Espero que, nesse período até 2012, com o seu prestígio de administrador e gestor, rumo, ao que tudo indica, ao governo do Estado, Nelsinho desaproprie o elefante e o transforme em um puro-sangue vencedor.

A Santa Casa é um jardim

Há vinte anos, a médica Maria Augusta Rahe Pereira fez sérias denúncias sobre a precariedade do atendimento na Santa Casa. Uma carta impiedosa, onde apontava problemas graves que iam desde falta de medicamentos, equipamentos defeituosos ou inexistentes e desmandos generalizados.

Dez anos depois, eu tomei os dados daquela carta, repeti as mesmas denúncias e acresci outras tantas, como falta de oxímetros (medidores de oxigênio para pacientes graves), aparelhos de queimavam os pacientes, desvios de verbas e mais desmandos.
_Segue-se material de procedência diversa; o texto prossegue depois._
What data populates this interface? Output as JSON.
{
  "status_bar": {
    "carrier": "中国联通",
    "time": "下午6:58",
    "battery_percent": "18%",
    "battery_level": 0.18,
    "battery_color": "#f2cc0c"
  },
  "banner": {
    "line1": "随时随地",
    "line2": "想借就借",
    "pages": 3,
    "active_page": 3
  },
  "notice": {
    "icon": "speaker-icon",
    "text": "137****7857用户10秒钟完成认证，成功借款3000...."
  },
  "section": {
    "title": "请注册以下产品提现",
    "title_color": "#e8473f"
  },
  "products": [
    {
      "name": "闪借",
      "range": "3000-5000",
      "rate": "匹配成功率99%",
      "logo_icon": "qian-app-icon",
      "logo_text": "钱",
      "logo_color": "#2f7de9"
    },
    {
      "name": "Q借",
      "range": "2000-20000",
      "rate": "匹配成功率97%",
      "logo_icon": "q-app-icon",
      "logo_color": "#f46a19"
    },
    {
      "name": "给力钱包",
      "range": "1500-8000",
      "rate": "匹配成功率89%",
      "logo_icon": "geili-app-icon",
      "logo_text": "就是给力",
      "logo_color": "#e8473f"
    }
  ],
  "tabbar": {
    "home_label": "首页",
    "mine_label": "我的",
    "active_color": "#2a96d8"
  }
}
As denúncias foram ao Ministério Público do Trabalho, houve certo rebuliço e acabou a Santa Casa sofrendo a intervenção que dura até hoje, num processo nebuloso que evoluiu de nada para coisa alguma. Administrações se substituíram, canhestramente, sem que  aumentasse a qualidade do serviço ou o governo passasse a tratar a saúde pública com seriedade.

De prático, alguns administradores se elegeram. Um reelegeu-se governador, outro, deputado federal e outro, mais recente, tornou-se suplente de senador.

Mas a Santa Casa, mesmo, continua na maior penúria, o mesmo se podendo dizer dos pacientes.

Prefeitura e Estado, dividindo as lambanças de cada dia, fizeram e desfizeram, defenderam sua intervenção a todo custo (já vai para 6 anos), trocaram as peças do xadrez, aumentaram as dívidas do hospital e, na verdade, implantaram no hospital um clima de terra arrasada.

Adivinhe o leitor: continuam faltando aparelhos para salvar vidas, medicamentos, enfermeiros e há todo um andar fechado, não por falta de pacientes, mas por falta de brio e de compromisso com a saúde da população. Os apartamentos existentes funcionam precariamente, sem ar condicionado e, pior, sem expectativa de vida para os internados.

Ao longo de todo esse processo, heroicamente, a classe médica vem fazendo seu trabalho, à base de verdadeiros milagres, já que trabalham sem as mínimas condições de um atendimento sequer regular aos pacientes.

Na última semana, a Diretoria Clínica fez o que? Repetiu as mesmas denúncias da Dra. Maria Augusta. Quer dizer, a denúncia é nova, mas comparando-se o memorial enviado ao CRM com a carta de 20 anos e a que se repetiu em 2001, vê-se que nada mudou no hospital e, com certeza, algumas coisas pioraram sensivelmente.

A União abandonou o hospital e a intervenção propriamente dita. Bateu em retirada assim que viu a possibilidade de sofrer processos por sua própria responsabilidade. Dá algum dinheiro, insuficiente, para ir remendando aqui e ali mas, de prático, o hospital está na mão de um juiz de Direito, já que a intervenção agora  é judicial.

O ápice do caos é que há medicamentos ditos “indisponíveis”, ou seja, inexistentes no estoque, como, por exemplo, o vasoativo Noradrenalina, um controlador de pressão vital para salvar o paciente internado ou que sofreu cirurgia. A Santa Casa não tem esse remédio!

Piorando a situação, os médicos têm justo receio de mandar seus pacientes particulares ou conveniados para um hospital administrado como se fosse uma repartição pública, onde os recursos entram pelo bueiro e o serviço piora a cada dia.

Além desse medicamento, há uma relação extensa de medicamentos que não foram adquiridos, embora o administrador atual da Santa Casa preocupou-se com dar uma repaginada no jardim e organizar o estacionamento.

Os médicos, cansados de ter responsabilidade sem ter recursos, denunciaram o descalabro ao CRM que foi ao hospital e constatou não-só o que foi denunciado, como outras falhas ainda piores.

Dez anos, vinte anos, trinta anos. É a sina da Santa Casa, sofrer promessas e desmandos. Desta vez, a esperança se esgotou nas mãos de dois médicos, o Prefeito e o Governador.

Pelo andar da carruagem, literalmente, teremos de aguardar mais dez anos e até lá, contar nossos mortos e feridos.